Spanish Four Students Test Their Skills

Seniors wanting to earn the seal of biliteracy take the STAMP assessment


Brenda Yoakum

From left to right: seniors Sophie Vernon, Megan Theulen, Addi Thomas, Sydney Weers and Faith Sardou stand proud at their testing center at Lakeside Fellowship.

Sophie Hoffmeier, Newspaper Editor

On Tuesday, April 13, several of the Spanish IV students drove to Polk City early in the morning to take the Avant STAMP Spanish Biliteracy test. The test, if passed, proves the student is proficient enough in Spanish to receive the Biliteracy Seal on their diploma. The students took their test at the new Luana Savings Bank and Lakeside Fellowship church in two separate groups.

The Biliteracy Seal test was taken through the Avant STAMP website. Picture from

There were four sections of the test. The reading and writing sections were held at Luana, and the listening and speaking sections were at Lakeside Fellowship. In order to receive the seal, students have to receive a five or higher score on all four assessments.

“The test was what I expected it to be, but it took a lot longer than I thought,” senior Mackenzie Blevins said. “We had taken a practice test during Spanish class a few months before and it was exactly like that.” 

Many of the students prepared themselves for the test as they saw fit, while others did little and regretted it after the test was finished.

“I honestly didn’t do a lot to prepare for the test which, looking back, was not the best idea,” senior Sophie Vernon mentioned. “About 15 minutes before the test, I reviewed all of the verb tenses, and Megan Theulen and I listened to some good spanish music to get us hyped up and create some good Spanish vibes before the test.”

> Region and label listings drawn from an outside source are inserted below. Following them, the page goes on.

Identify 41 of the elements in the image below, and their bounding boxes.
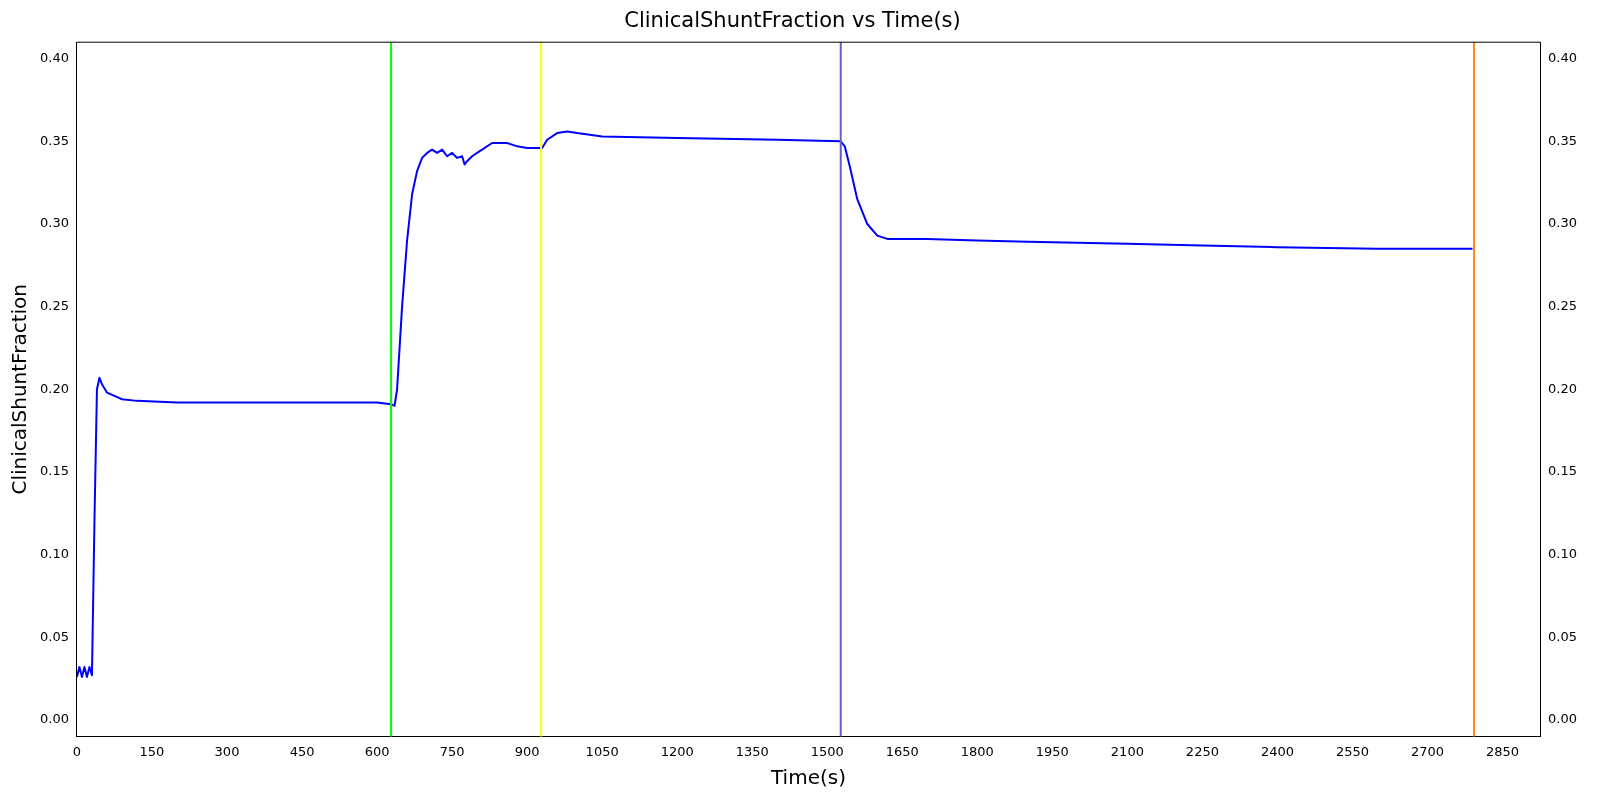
chart-title: ClinicalShuntFraction vs Time(s) bbox=[624, 8, 961, 33]
x-tick-label: 1650 bbox=[885, 743, 919, 759]
y2-tick-label: 0.25 bbox=[1548, 298, 1578, 314]
y2-tick-label: 0.40 bbox=[1548, 50, 1578, 66]
y2-tick-label: 0.00 bbox=[1548, 711, 1578, 727]
x-tick-label: 150 bbox=[139, 743, 165, 759]
x-tick-label: 1800 bbox=[960, 743, 994, 759]
y-tick-label: 0.20 bbox=[39, 380, 69, 396]
x-tick-label: 1200 bbox=[660, 743, 694, 759]
x-tick-label: 450 bbox=[289, 743, 315, 759]
x-tick-label: 2850 bbox=[1485, 743, 1520, 759]
y2-tick-label: 0.35 bbox=[1548, 132, 1578, 148]
y2-tick-label: 0.30 bbox=[1548, 215, 1578, 231]
y2-tick-label: 0.15 bbox=[1548, 463, 1578, 479]
y-tick-label: 0.15 bbox=[39, 463, 69, 479]
y-tick-label: 0.05 bbox=[39, 628, 69, 644]
y-tick-label: 0.30 bbox=[39, 215, 69, 231]
y2-tick-label: 0.20 bbox=[1548, 380, 1578, 396]
y-tick-label: 0.10 bbox=[39, 545, 69, 561]
y2-tick-label: 0.10 bbox=[1548, 545, 1578, 561]
x-tick-label: 1950 bbox=[1035, 743, 1069, 759]
x-tick-label: 2550 bbox=[1335, 743, 1370, 759]
y-axis-title: ClinicalShuntFraction bbox=[7, 284, 32, 495]
y-tick-label: 0.35 bbox=[39, 132, 69, 148]
x-tick-label: 900 bbox=[514, 743, 540, 759]
x-tick-label: 0 bbox=[72, 743, 82, 759]
x-axis-title: Time(s) bbox=[770, 765, 846, 790]
y-tick-label: 0.25 bbox=[39, 298, 69, 314]
x-tick-label: 1050 bbox=[585, 743, 619, 759]
x-tick-label: 2400 bbox=[1260, 743, 1294, 759]
x-tick-label: 2100 bbox=[1110, 743, 1144, 759]
x-tick-label: 300 bbox=[214, 743, 240, 759]
x-tick-label: 750 bbox=[439, 743, 465, 759]
y-tick-label: 0.00 bbox=[39, 711, 69, 727]
x-tick-label: 1350 bbox=[735, 743, 769, 759]
x-tick-label: 2250 bbox=[1185, 743, 1219, 759]
x-tick-label: 600 bbox=[364, 743, 390, 759]
x-tick-label: 1500 bbox=[810, 743, 844, 759]
x-tick-label: 2700 bbox=[1410, 743, 1445, 759]
y-tick-label: 0.40 bbox=[39, 50, 69, 66]
y2-tick-label: 0.05 bbox=[1548, 628, 1578, 644]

Half of the students took the reading and writing tests first, and the other half took the listening and speaking tests first. When asked which one of the four tests was the easiest, many of the seniors picked reading.

“The easiest for me was the reading,” senior Thomas Jones said. “I say that because it gave me lots of time to process the information, and it helps me to be able to see it.”

Senior Dylan Meiners also mentioned that the reading section was the easiest for him.

“I thought the reading category was the easiest, because it’s pretty [simple] just to pick out the phrase that gave the answer to the question, even when I couldn’t understand the whole thing.”

Though it was a nearly unanimous consensus that the reading section of the test was the easiest, the students had a few different thoughts on which test was the most difficult test.

“The hardest category was listening,” Blevins said. “Native speakers speak really fast, and it was hard to understand what they were saying [during the test].”

The hardest [test] was probably the speaking,” Meiners said. “Being put on the spot made it kinda difficult, and the prompts were very specific which made it kinda tough too.”

Even though the test was difficult and lasted for nearly half of the school day, the students took the test for a variety of reasons.

“I decided to take the test because I am going to be minoring in Spanish next year in college,” said Vernon. “If I pass this test, it will act as a reminder that minoring in Spanish is a good idea.”

“I took the test because it would be nice to have on my transcript and it was free,” Jones said. “I figured I didn’t have anything to lose.”

The Spanish IV students who took the test got their results back on Mon., April 19. They worked hard and were very patient with the restrictions that COVID-19 entailed throughout the testing facilities.